Parsurama raised his axe, his eyes glinting with moistness in the hard sunlight. ‘I pray to you, do not deny me my ability to move through worlds. For then I shall die slowly but surely, just like that broken-winged bird you spoke of. But since you must unleash the weapon of Lord Vishnu, then use it to destroy my penance and all the boons I received as benediction for that penance.’ 

‘So be it,’ Rama said, and without another word he loosed the bow-cord. The arrow left the Bow of Vishnu with a sound like a comet streaking over the earth’s surface, close enough to be heard yet not close enough to touch. The sound was a boom that filled the entire sound spectrum. The arrow ignited in midair at the instant it left the crescent of the bow, and Sita found herself, as if in a dream, able to see every yard of its progress, as if time itself had been stopped still by the arrow’s loosing. It blazed fiercely as it travelled, with a fiery white-hot light, and the air warped around it, turning rainbow-hued and rippling angrily like the corona of distortion around an intense flame. It seemed to take aeons to reach its destination, and when it did, she saw the result with dreadful clarity. 

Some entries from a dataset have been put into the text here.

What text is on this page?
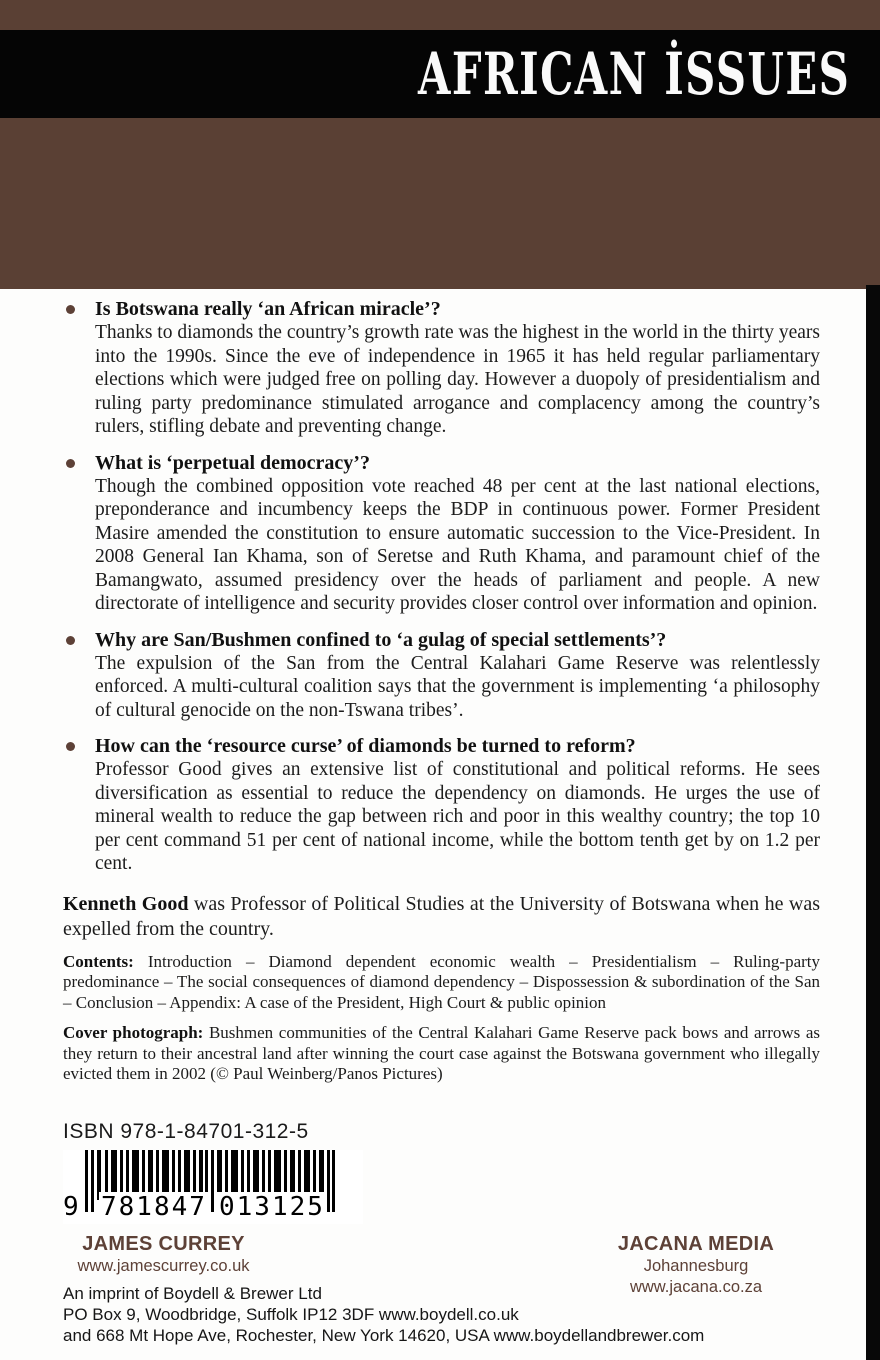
AFRICAN İSSUES
Is Botswana really ‘an African miracle’?
Thanks to diamonds the country’s growth rate was the highest in the world in the thirty years into the 1990s. Since the eve of independence in 1965 it has held regular parliamentary elections which were judged free on polling day. However a duopoly of presidentialism and ruling party predominance stimulated arrogance and complacency among the country’s rulers, stifling debate and preventing change.
What is ‘perpetual democracy’?
Though the combined opposition vote reached 48 per cent at the last national elections, preponderance and incumbency keeps the BDP in continuous power. Former President Masire amended the constitution to ensure automatic succession to the Vice-President. In 2008 General Ian Khama, son of Seretse and Ruth Khama, and paramount chief of the Bamangwato, assumed presidency over the heads of parliament and people. A new directorate of intelligence and security provides closer control over information and opinion.
Why are San/Bushmen confined to ‘a gulag of special settlements’?
The expulsion of the San from the Central Kalahari Game Reserve was relentlessly enforced. A multi-cultural coalition says that the government is implementing ‘a philosophy of cultural genocide on the non-Tswana tribes’.
How can the ‘resource curse’ of diamonds be turned to reform?
Professor Good gives an extensive list of constitutional and political reforms. He sees diversification as essential to reduce the dependency on diamonds. He urges the use of mineral wealth to reduce the gap between rich and poor in this wealthy country; the top 10 per cent command 51 per cent of national income, while the bottom tenth get by on 1.2 per cent.

Kenneth Good was Professor of Political Studies at the University of Botswana when he was expelled from the country.

Contents: Introduction – Diamond dependent economic wealth – Presidentialism – Ruling-party predominance – The social consequences of diamond dependency – Dispossession & subordination of the San – Conclusion – Appendix: A case of the President, High Court & public opinion

Cover photograph: Bushmen communities of the Central Kalahari Game Reserve pack bows and arrows as they return to their ancestral land after winning the court case against the Botswana government who illegally evicted them in 2002 (© Paul Weinberg/Panos Pictures)

ISBN 978-1-84701-312-5
9 781847 013125
JAMES CURREY
www.jamescurrey.co.uk
JACANA MEDIA
Johannesburg
www.jacana.co.za
An imprint of Boydell & Brewer Ltd
PO Box 9, Woodbridge, Suffolk IP12 3DF www.boydell.co.uk
and 668 Mt Hope Ave, Rochester, New York 14620, USA www.boydellandbrewer.com
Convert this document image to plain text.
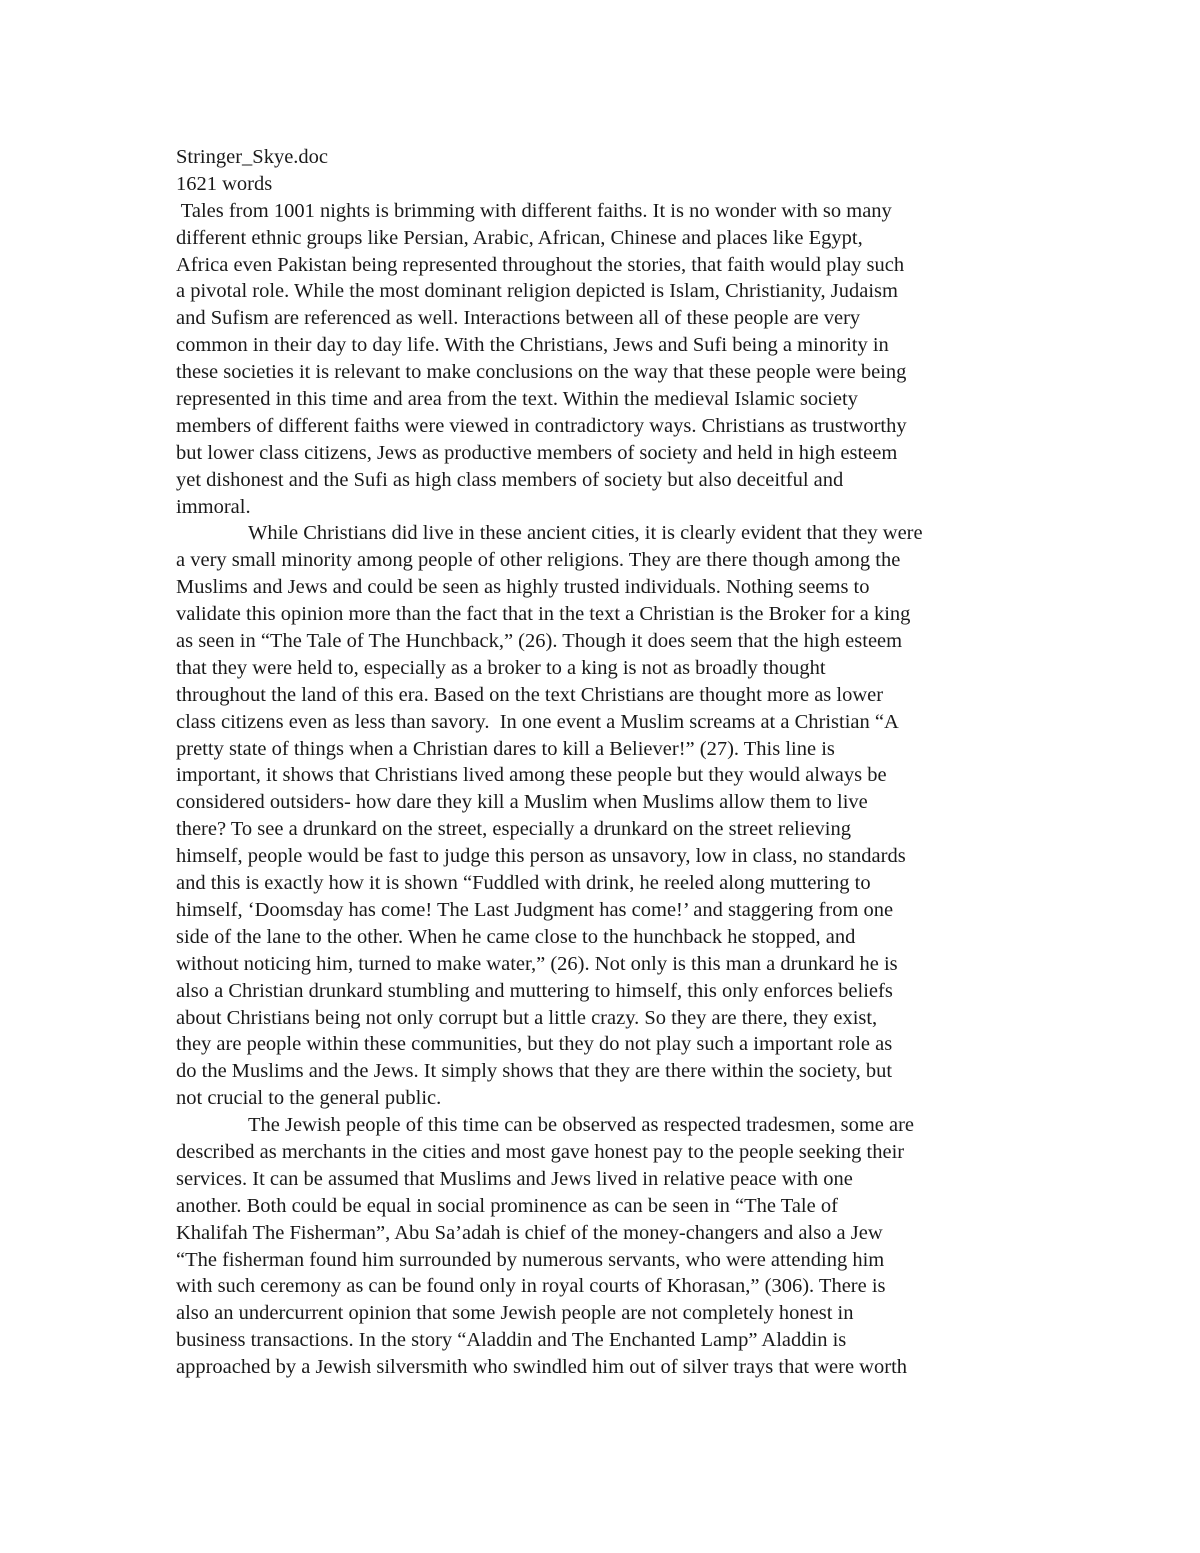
Stringer_Skye.doc
1621 words
Tales from 1001 nights is brimming with different faiths. It is no wonder with so many
different ethnic groups like Persian, Arabic, African, Chinese and places like Egypt,
Africa even Pakistan being represented throughout the stories, that faith would play such
a pivotal role. While the most dominant religion depicted is Islam, Christianity, Judaism
and Sufism are referenced as well. Interactions between all of these people are very
common in their day to day life. With the Christians, Jews and Sufi being a minority in
these societies it is relevant to make conclusions on the way that these people were being
represented in this time and area from the text. Within the medieval Islamic society
members of different faiths were viewed in contradictory ways. Christians as trustworthy
but lower class citizens, Jews as productive members of society and held in high esteem
yet dishonest and the Sufi as high class members of society but also deceitful and
immoral.
While Christians did live in these ancient cities, it is clearly evident that they were
a very small minority among people of other religions. They are there though among the
Muslims and Jews and could be seen as highly trusted individuals. Nothing seems to
validate this opinion more than the fact that in the text a Christian is the Broker for a king
as seen in “The Tale of The Hunchback,” (26). Though it does seem that the high esteem
that they were held to, especially as a broker to a king is not as broadly thought
throughout the land of this era. Based on the text Christians are thought more as lower
class citizens even as less than savory.  In one event a Muslim screams at a Christian “A
pretty state of things when a Christian dares to kill a Believer!” (27). This line is
important, it shows that Christians lived among these people but they would always be
considered outsiders- how dare they kill a Muslim when Muslims allow them to live
there? To see a drunkard on the street, especially a drunkard on the street relieving
himself, people would be fast to judge this person as unsavory, low in class, no standards
and this is exactly how it is shown “Fuddled with drink, he reeled along muttering to
himself, ‘Doomsday has come! The Last Judgment has come!’ and staggering from one
side of the lane to the other. When he came close to the hunchback he stopped, and
without noticing him, turned to make water,” (26). Not only is this man a drunkard he is
also a Christian drunkard stumbling and muttering to himself, this only enforces beliefs
about Christians being not only corrupt but a little crazy. So they are there, they exist,
they are people within these communities, but they do not play such a important role as
do the Muslims and the Jews. It simply shows that they are there within the society, but
not crucial to the general public.
The Jewish people of this time can be observed as respected tradesmen, some are
described as merchants in the cities and most gave honest pay to the people seeking their
services. It can be assumed that Muslims and Jews lived in relative peace with one
another. Both could be equal in social prominence as can be seen in “The Tale of
Khalifah The Fisherman”, Abu Sa’adah is chief of the money-changers and also a Jew
“The fisherman found him surrounded by numerous servants, who were attending him
with such ceremony as can be found only in royal courts of Khorasan,” (306). There is
also an undercurrent opinion that some Jewish people are not completely honest in
business transactions. In the story “Aladdin and The Enchanted Lamp” Aladdin is
approached by a Jewish silversmith who swindled him out of silver trays that were worth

The arrow encountered something
around
Parsurama, some invisible force sheathing the Brahmin. It paused briefly, and a screaming, banshee-like sound rose from its point of contact, as if this unseen barrier was unimaginably hard to penetrate. Then, with a noise like the tip of a blade piercing a wine-bladder filled to bursting point, the arrow penetrated the invisible bubble and entered the person of Parsurama himself. But even as it entered, the arrow passed through his being, leaving no puncture wound nor releasing any blood or causing physical damage. Whether thereafter it entered the face of the mountain or simply evaporated, she did not know. That was all she was given sight of.